Vital or vestigial?...":
The pro-prepuce crowd, however, says these and other health problems are better addressed through such activities as education on proper hygiene. And there is much to lose, they claim, when the penis ditches its hood, not the least of which is sexual satisfaction. Though research in this area has yielded inconsistent results, Denniston, for one, has no doubt that the foreskin contains tissue with erogenous properties.
In particular, an area called the “ridged band,” the wrinkly skin at the end of the foreskin, is loaded with nerve endings that are stimulated by motion during intercourse or masturbation. If a man is circumcised as an infant, says Denniston, he has been robbed of sensitivity without his consent.
“The ridged band is important for sexual joy. No one has a right to take that away from someone.”
The foreskin also protects a man’s female sexual partners, says Denniston. First, an intact penis glides in the foreskin during intercourse, reducing friction. Second, the exposed glans of a circumcised penis becomes coarser over time, a process known as keratinization, and is more abrasive to the internal mucous membrane of the vagina.

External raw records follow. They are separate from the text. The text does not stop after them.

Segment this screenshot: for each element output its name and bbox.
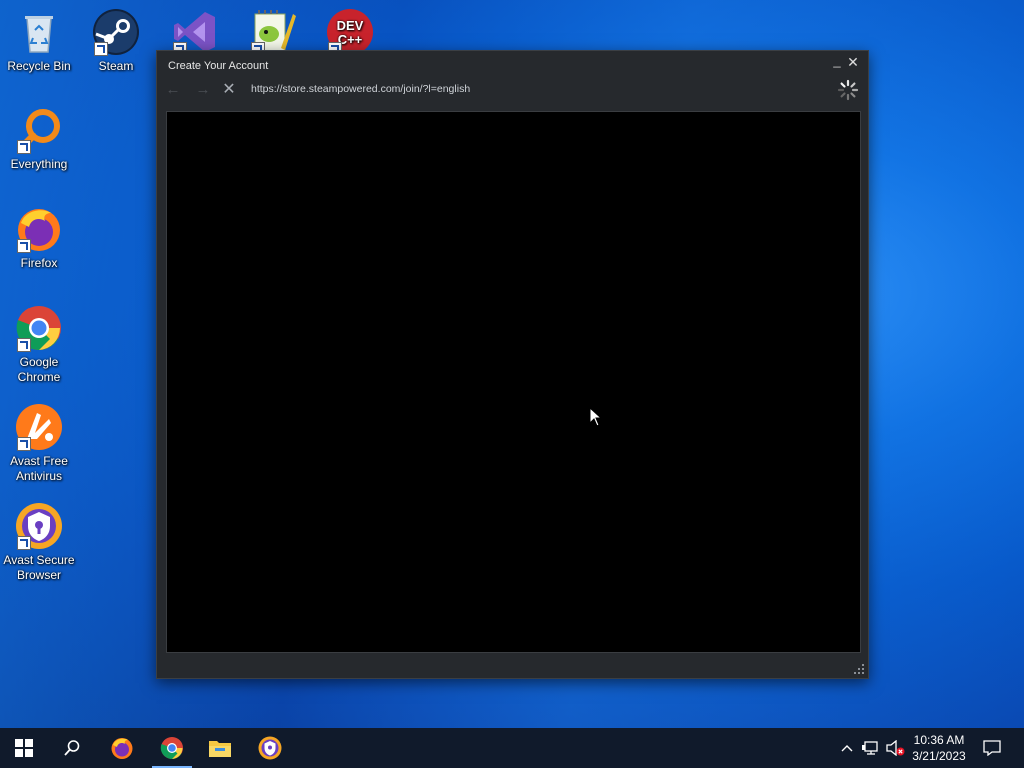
shortcut-arrow-icon [17,437,31,451]
file-explorer-icon [209,741,231,757]
notification-icon [983,740,1001,756]
show-hidden-icons-button[interactable] [838,728,856,768]
taskbar-chrome[interactable] [148,728,196,768]
chrome-icon [15,304,63,352]
minimize-button[interactable]: _ [831,54,843,69]
volume-tray-button[interactable] [884,728,906,768]
taskbar-file-explorer[interactable] [196,728,244,768]
volume-muted-icon [886,740,905,756]
url-display: https://store.steampowered.com/join/?l=e… [251,83,471,95]
desktop-icon-label: Avast Secure Browser [3,553,75,582]
desktop-icon-avast-secure-browser[interactable]: Avast Secure Browser [2,502,76,583]
chrome-icon [160,737,183,759]
desktop-icon-label: Everything [10,157,68,171]
desktop-icon-label: Recycle Bin [7,59,71,73]
clock-time: 10:36 AM [913,733,965,747]
taskbar-firefox[interactable] [98,728,146,768]
shortcut-arrow-icon [17,140,31,154]
dev-cpp-icon: DEV C++ [326,8,374,56]
back-arrow-icon[interactable]: ← [164,82,182,98]
stop-loading-button[interactable]: ✕ [220,82,238,98]
desktop-icon-label: Steam [98,59,134,73]
close-button[interactable]: ✕ [847,55,859,69]
shortcut-arrow-icon [17,239,31,253]
notepad-plus-plus-icon [249,8,297,56]
network-icon [862,741,878,755]
desktop-icon-recycle-bin[interactable]: Recycle Bin [2,8,76,74]
avast-secure-browser-icon [258,736,282,760]
everything-search-icon [15,106,63,154]
loading-spinner-icon [837,79,859,101]
avast-secure-browser-icon [15,502,63,550]
window-title: Create Your Account [168,60,269,72]
firefox-icon [15,205,63,253]
forward-arrow-icon[interactable]: → [194,82,212,98]
desktop-icon-everything[interactable]: Everything [2,106,76,172]
shortcut-arrow-icon [94,42,108,56]
resize-grip-icon[interactable] [854,664,864,674]
firefox-icon [111,738,133,759]
clock-date: 3/21/2023 [912,749,966,763]
dev-cpp-badge-line1: DEV [337,18,364,33]
action-center-button[interactable] [978,728,1006,768]
desktop-icon-label: Firefox [20,256,58,270]
steam-icon [92,8,140,56]
desktop-icon-firefox[interactable]: Firefox [2,205,76,271]
windows-start-icon [15,739,33,757]
steam-create-account-window[interactable]: Create Your Account _ ✕ ← → ✕ https://st… [156,50,869,679]
shortcut-arrow-icon [17,536,31,550]
taskbar: 10:36 AM 3/21/2023 [0,728,1024,768]
desktop-icon-google-chrome[interactable]: Google Chrome [2,304,76,385]
taskbar-clock[interactable]: 10:36 AM 3/21/2023 [904,732,974,764]
desktop-icon-avast-free-antivirus[interactable]: Avast Free Antivirus [2,403,76,484]
visual-studio-icon [171,8,219,56]
chevron-up-icon [841,745,853,752]
desktop-icon-steam[interactable]: Steam [79,8,153,74]
mouse-cursor-icon [589,406,603,427]
avast-antivirus-icon [15,403,63,451]
desktop-icon-label: Avast Free Antivirus [10,454,68,483]
taskbar-search-button[interactable] [48,728,96,768]
network-tray-button[interactable] [860,728,882,768]
search-icon [64,740,80,756]
web-content-area[interactable] [166,111,861,653]
start-button[interactable] [0,728,48,768]
shortcut-arrow-icon [17,338,31,352]
desktop-icon-label: Google Chrome [17,355,61,384]
taskbar-avast-secure-browser[interactable] [246,728,294,768]
recycle-bin-icon [15,8,63,56]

“You take the foreskin away and let the glans callus and you end up irritating the hell out of the vaginal mucosa,” says Denniston. “Everyone in the US uses lubricants because the basic function of sexual intercourse has been disrupted.”

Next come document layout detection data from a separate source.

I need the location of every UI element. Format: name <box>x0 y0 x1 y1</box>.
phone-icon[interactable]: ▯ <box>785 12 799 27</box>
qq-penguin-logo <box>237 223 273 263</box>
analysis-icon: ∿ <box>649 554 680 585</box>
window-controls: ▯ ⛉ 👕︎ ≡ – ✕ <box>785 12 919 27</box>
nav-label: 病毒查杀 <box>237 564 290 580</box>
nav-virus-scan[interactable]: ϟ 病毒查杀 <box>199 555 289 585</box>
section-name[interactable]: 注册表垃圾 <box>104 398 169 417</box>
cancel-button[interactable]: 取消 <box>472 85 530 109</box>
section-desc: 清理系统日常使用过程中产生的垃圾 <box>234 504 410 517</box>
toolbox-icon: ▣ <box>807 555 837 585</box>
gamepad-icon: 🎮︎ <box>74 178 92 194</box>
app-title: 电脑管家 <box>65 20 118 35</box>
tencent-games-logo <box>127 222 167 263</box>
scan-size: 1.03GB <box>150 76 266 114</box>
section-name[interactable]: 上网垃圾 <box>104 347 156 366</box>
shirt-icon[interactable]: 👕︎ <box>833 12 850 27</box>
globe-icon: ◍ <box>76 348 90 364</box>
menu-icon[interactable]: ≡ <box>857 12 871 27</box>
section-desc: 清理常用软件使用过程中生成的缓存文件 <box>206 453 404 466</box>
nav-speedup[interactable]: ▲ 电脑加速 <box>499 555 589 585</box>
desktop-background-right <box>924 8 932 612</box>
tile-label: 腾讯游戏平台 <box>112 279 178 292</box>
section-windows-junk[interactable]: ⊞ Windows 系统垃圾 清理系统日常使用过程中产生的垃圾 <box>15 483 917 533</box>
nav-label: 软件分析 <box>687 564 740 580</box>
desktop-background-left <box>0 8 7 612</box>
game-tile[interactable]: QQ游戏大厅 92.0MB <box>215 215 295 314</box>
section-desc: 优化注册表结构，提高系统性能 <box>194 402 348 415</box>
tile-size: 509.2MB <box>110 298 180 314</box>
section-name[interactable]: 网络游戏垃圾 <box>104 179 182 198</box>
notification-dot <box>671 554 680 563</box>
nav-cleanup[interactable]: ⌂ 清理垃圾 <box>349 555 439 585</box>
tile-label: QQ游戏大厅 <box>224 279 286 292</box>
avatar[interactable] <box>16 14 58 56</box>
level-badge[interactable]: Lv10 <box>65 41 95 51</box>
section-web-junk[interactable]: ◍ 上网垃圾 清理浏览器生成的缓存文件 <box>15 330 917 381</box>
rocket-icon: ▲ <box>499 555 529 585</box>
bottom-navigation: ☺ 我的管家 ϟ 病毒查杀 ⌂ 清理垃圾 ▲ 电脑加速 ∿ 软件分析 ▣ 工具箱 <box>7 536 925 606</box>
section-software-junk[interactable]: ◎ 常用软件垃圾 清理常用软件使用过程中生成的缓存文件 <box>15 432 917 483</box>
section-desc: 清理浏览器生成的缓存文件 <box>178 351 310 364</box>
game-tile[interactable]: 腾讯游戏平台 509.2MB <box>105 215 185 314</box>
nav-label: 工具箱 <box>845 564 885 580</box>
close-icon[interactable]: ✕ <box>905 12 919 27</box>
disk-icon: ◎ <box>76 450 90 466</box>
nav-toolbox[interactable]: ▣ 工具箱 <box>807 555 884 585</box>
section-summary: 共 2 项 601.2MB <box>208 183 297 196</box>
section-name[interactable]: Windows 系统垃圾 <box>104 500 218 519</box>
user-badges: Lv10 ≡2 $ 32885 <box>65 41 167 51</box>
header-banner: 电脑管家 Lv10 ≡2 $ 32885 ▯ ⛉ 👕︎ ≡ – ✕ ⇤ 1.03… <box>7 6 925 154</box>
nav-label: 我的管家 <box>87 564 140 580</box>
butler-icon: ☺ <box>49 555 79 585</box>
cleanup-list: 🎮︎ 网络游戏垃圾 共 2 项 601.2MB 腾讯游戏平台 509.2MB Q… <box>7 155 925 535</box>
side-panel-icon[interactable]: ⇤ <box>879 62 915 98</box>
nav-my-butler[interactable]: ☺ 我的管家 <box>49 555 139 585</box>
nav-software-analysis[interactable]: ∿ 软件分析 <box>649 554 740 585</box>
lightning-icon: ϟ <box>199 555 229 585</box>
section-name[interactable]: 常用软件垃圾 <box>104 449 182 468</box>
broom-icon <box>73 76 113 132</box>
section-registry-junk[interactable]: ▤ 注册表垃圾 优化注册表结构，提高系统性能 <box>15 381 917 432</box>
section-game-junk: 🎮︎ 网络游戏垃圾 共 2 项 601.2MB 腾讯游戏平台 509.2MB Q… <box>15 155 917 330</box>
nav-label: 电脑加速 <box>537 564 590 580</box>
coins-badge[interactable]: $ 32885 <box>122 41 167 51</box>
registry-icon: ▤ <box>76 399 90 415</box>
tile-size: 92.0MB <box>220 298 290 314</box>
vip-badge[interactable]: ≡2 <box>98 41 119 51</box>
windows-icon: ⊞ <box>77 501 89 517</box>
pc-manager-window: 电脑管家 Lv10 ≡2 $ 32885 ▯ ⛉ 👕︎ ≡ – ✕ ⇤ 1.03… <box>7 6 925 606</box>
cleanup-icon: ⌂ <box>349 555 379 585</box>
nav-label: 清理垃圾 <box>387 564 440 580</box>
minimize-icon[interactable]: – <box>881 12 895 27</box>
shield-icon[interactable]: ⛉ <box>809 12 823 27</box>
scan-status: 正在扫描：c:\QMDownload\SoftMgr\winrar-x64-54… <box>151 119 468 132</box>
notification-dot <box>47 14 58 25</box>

I came into this discussion neutral and with an open mind, hoping to learn something, but as I delved deeper and researched claims being made, for the most part it is the anticircumcision movement that is spouting pseudo science. A hypothesis, no matter how reasoned, remains a hypothesis, until demonstrated and repeated. Not to further politicize things, but I find it kind of scary that there is a popular trend towards spurning empiricism, when it doesn't support our values or world view.
The only arguments for circumcision I'm hearing are:
-aesthetic preference, which should be left until a person is older and can make the decision on their own;
-hygiene, which I would suggest the solution is education on cleanliness, not needless surgery which reduces sexual pleasure;
-transmission of STI, and this is the big stick advocates claim is irrefutable, however what is always overlooked with that argument is that it's not little kids transmitting STI's. If you're a parent and an advocate for circumcision on the basis of STI transmission, maybe talk to your child about circumcision around the time they're becoming sexually active, and let them decide. However the reality is that, while yes, there is greater STI transmission ,that is mostly related to bleeding that sometimes occurs, and where there is blood involved of course transmission increases.

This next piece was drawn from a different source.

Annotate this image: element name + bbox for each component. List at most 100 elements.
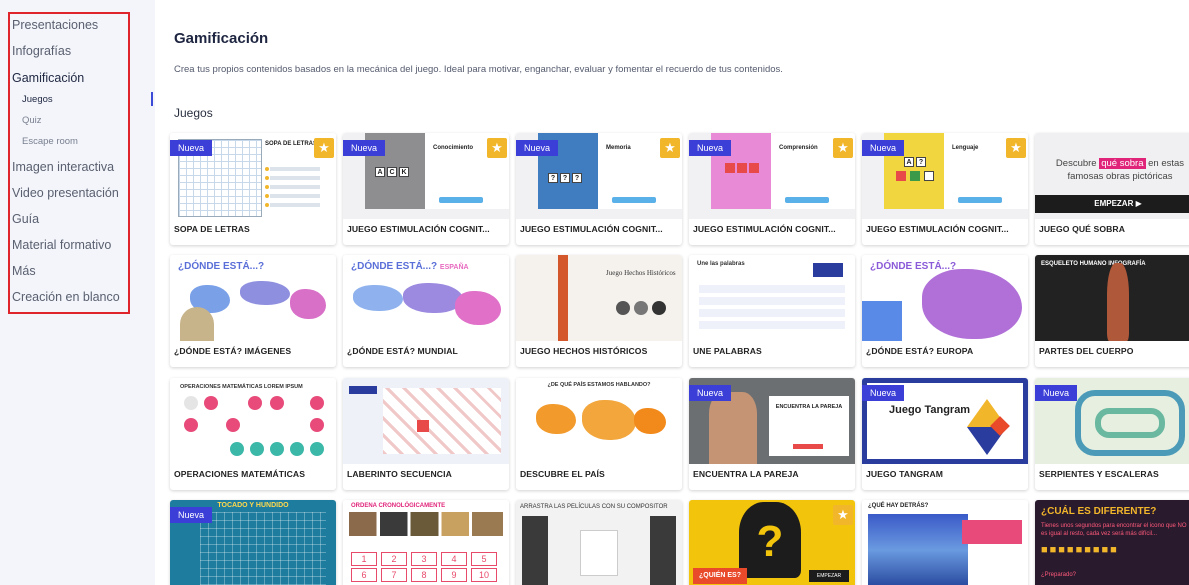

There is also greater STI transmission rates with anal sex, for exactly the same reason: bleeding. In Texas, where there is a large religious contingent, anal sex is illegal, period. It used to be illegal throughout Canada as well, referred to as "
Buggery", until that law was struck down in 1988. This done in spite of the fact that anal sex has higher transmission of STI's (spurning empiricism?). Why? Because Rights. If two people want to have anal sex, that's their business. If folks want to enjoy their foreskin and all the nerves it contains, in spite of a Muslim family or parents concerned of STI transmission, that is their business. Stealing that choice from them at birth is why it's harm.
TL;DR Circumcision is needless and harmful. While circumcision can reduce transmission during unprotected intercourse where one person has an STI, so does using condoms except when in a monogamous relationship where both parties are properly and regularly tested. I'd choose that 10/10, over a surgery that cuts off nerves which would otherwise provide sexual pleasure (harm), but everyone should at least have the right to make that choice themselves.